Economics and the use case fit for drone delivery
Last-mile logistics can make up more than half of overall shipping costs, and the food delivery margins are notoriously slim. Drones strike at both of these problems when the conditions are right — within a limited distance, carrying modest payloads and in uncongested airspace but with high traffic density. Pilots everywhere are constantly boasting of sub-15-minute descent times, with energy costs in the cents — not dollars.
Still, air delivery isn’t a one-size-fits-all substitute.

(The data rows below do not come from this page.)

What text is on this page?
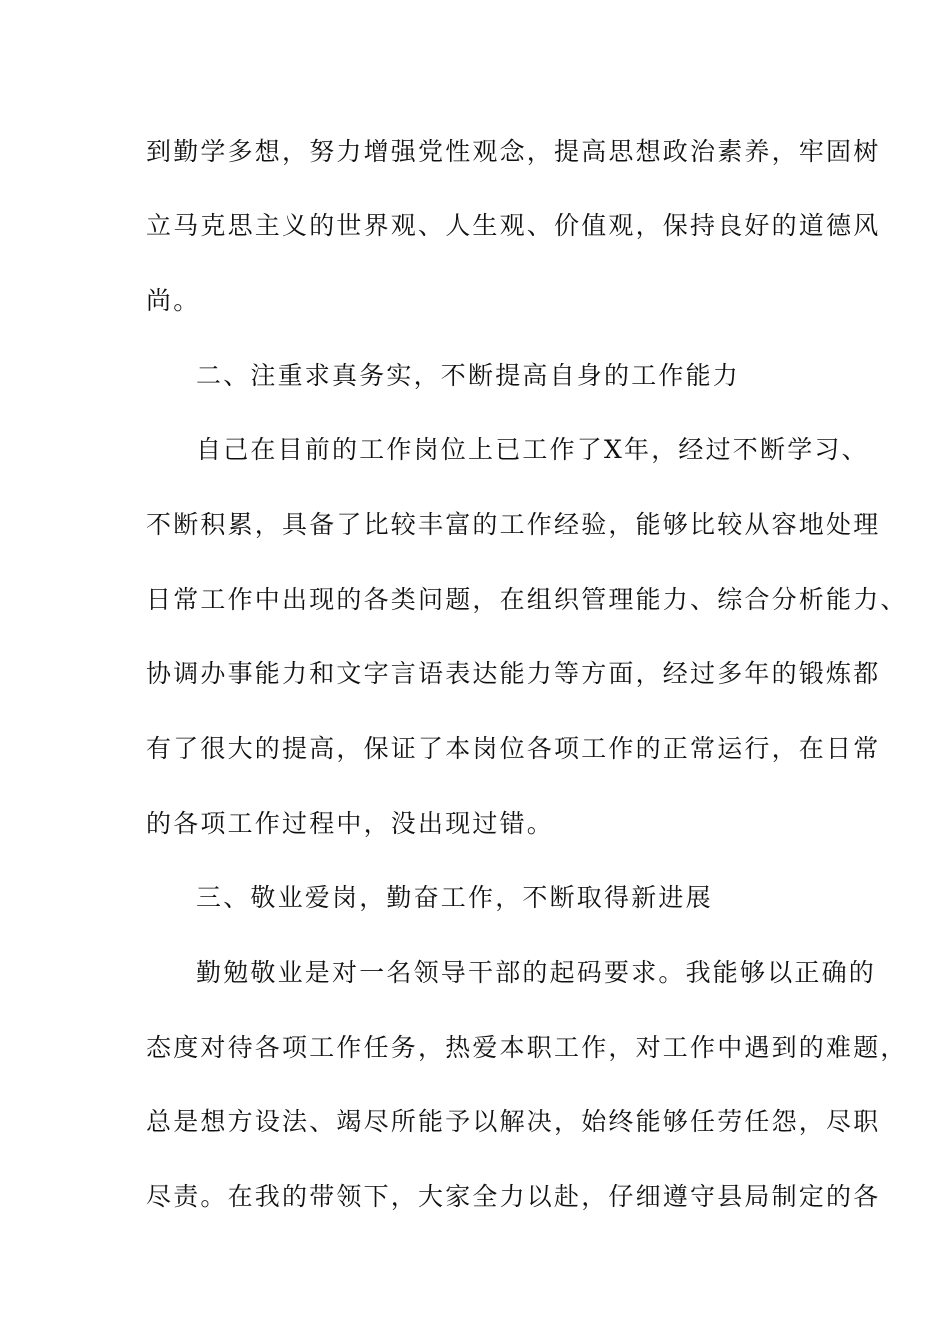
到勤学多想，努力增强党性观念，提高思想政治素养，牢固树

立马克思主义的世界观、人生观、价值观，保持良好的道德风

尚。

二、注重求真务实，不断提高自身的工作能力

自己在目前的工作岗位上已工作了X年，经过不断学习、

不断积累，具备了比较丰富的工作经验，能够比较从容地处理

日常工作中出现的各类问题，在组织管理能力、综合分析能力、

协调办事能力和文字言语表达能力等方面，经过多年的锻炼都

有了很大的提高，保证了本岗位各项工作的正常运行，在日常

的各项工作过程中，没出现过错。

三、敬业爱岗，勤奋工作，不断取得新进展

勤勉敬业是对一名领导干部的起码要求。我能够以正确的

态度对待各项工作任务，热爱本职工作，对工作中遇到的难题，

总是想方设法、竭尽所能予以解决，始终能够任劳任怨，尽职

尽责。在我的带领下，大家全力以赴，仔细遵守县局制定的各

But weather downtime, airspace coordination and residential noise concerns constrain where drones make sense. Expect Uber to send the drones in neighborhoods where a single drone can hit lots of households from a small launch pad, leveling out demand spikes and shrinking ETAs for high-value items like cooked meals, convenience store runs and tiny pharmacy orders.
What success would look like for Uber’s drone trials
Uber does not have to rely on drones to bring the majority of orders in order to claim a victory. Reliability, customer satisfaction, operating cost per trip and how easily drones fit into the app’s current delivery options will determine who does well in the trial. Look for metrics regarding on-time rates, weather resilience and repeat usage, as well as community feedback on noise and privacy.
But if the economics hold and regulators keep opening the lane, drones could emerge as a routine delivery option in certain ZIP codes — quietly supplementing couriers, not replacing them. Uber’s new bet with Flytrex indicates the company senses that future coming into focus.